Accounting pronouncements recently adopted and not yet adopted Accounting pronouncements recently adopted
a) Financial instruments - credit losses
The Company adopted the new standard for credit losses effective January 1, 2020, which amends the impairment model of financial instruments to require the immediate recognition of expected losses rather than incurred losses. In June 2016, the FASB issued ASU 2016-13, Financial Instruments - Credit Losses (Topic 326). The Company applied a modified retrospective approach where the cumulative effect adjustment is recognized to the opening balance of equity at adoption (January 1, 2020). This transition method allowed the Company to not apply the new guidance, including disclosure requirements, to the comparative period presented. The adoption of this new standard did not have a material impact to the financial statements. Due to the limited historical default rates, there was no adjustment to opening equity at adoption.
b) Fair value measurement
The Company adopted the new standard for fair value measurement effective January 1, 2020. In August 2018, the FASB issued ASU 2018-13, Fair Value Measurement (Topic 820), Disclosure Framework - Changes to the Disclosure Requirements for Fair Value Measurement. This accounting standard update was issued to improve the effectiveness of disclosure requirements on fair value measurement. The adoption of this new standard did not have a material impact to the financial statements.
c) Internal-use software
The Company adopted the new standard for internal-use software effective January 1, 2020. In August 2018, the FASB issued ASU 2018-15, Intangibles - Goodwill and Other - Internal-Use Software (Subtopic 350-40), Customer's Accounting for Implementation Costs Incurred in a Cloud Computing Arrangement that is a Service Contract. This accounting standard update was issued to clarify the accounting for implementation costs in cloud computing arrangements. The adoption of this new standard did not have a material impact to the financial statements.
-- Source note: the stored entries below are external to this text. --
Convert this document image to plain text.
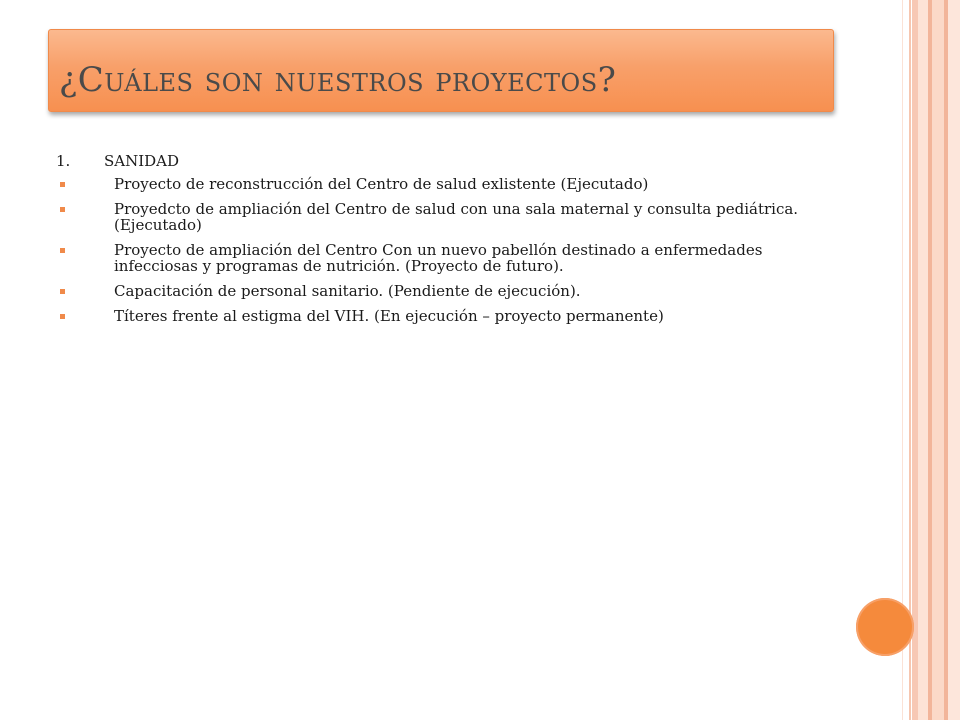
¿Cuáles son nuestros proyectos?
1.	SANIDAD
Proyecto de reconstrucción del Centro de salud exlistente (Ejecutado)
Proyedcto de ampliación del Centro de salud con una sala maternal y consulta pediátrica. (Ejecutado)
Proyecto de ampliación del Centro Con un nuevo pabellón destinado a enfermedades infecciosas y programas de nutrición. (Proyecto de futuro).
Capacitación de personal sanitario. (Pendiente de ejecución).
Títeres frente al estigma del VIH. (En ejecución – proyecto permanente)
d) Related party guidance for variable interest entities
The Company adopted the new standard for related party guidance for variable interest entities effective January 1, 2020. In October 2018, the FASB issued ASU 2018-17, Consolidation (Topic 810), Targeted Improvements to Related Party Guidance for Variable Interest Entities. This accounting standard update was issued to provide an update for determining whether a decision-making fee is a variable interest requiring reporting entities to consider indirect interests held through related parties under common control on a proportional basis rather than as the equivalent of a direct interest in its entirety. The adoption of this new standard did not have a material impact to the financial statements.Recent accounting pronouncements not yet adopted Debt with conversion and other optionsIn September 2020, the FASB issued ASU 2020-06, Debt - Debt with Conversion and Other Options and Derivatives and Hedging - Contracts in Entity's own Equity. This accounting standard update was issued to address issues identified as a result of the complexity associated with applying GAAP for certain financial instruments with characteristics of liabilities and equity. This standard is effective January 1, 2022 with early adoption permitted. The Company is assessing the impact that the adoption of this standard may have on its consolidated financial statements.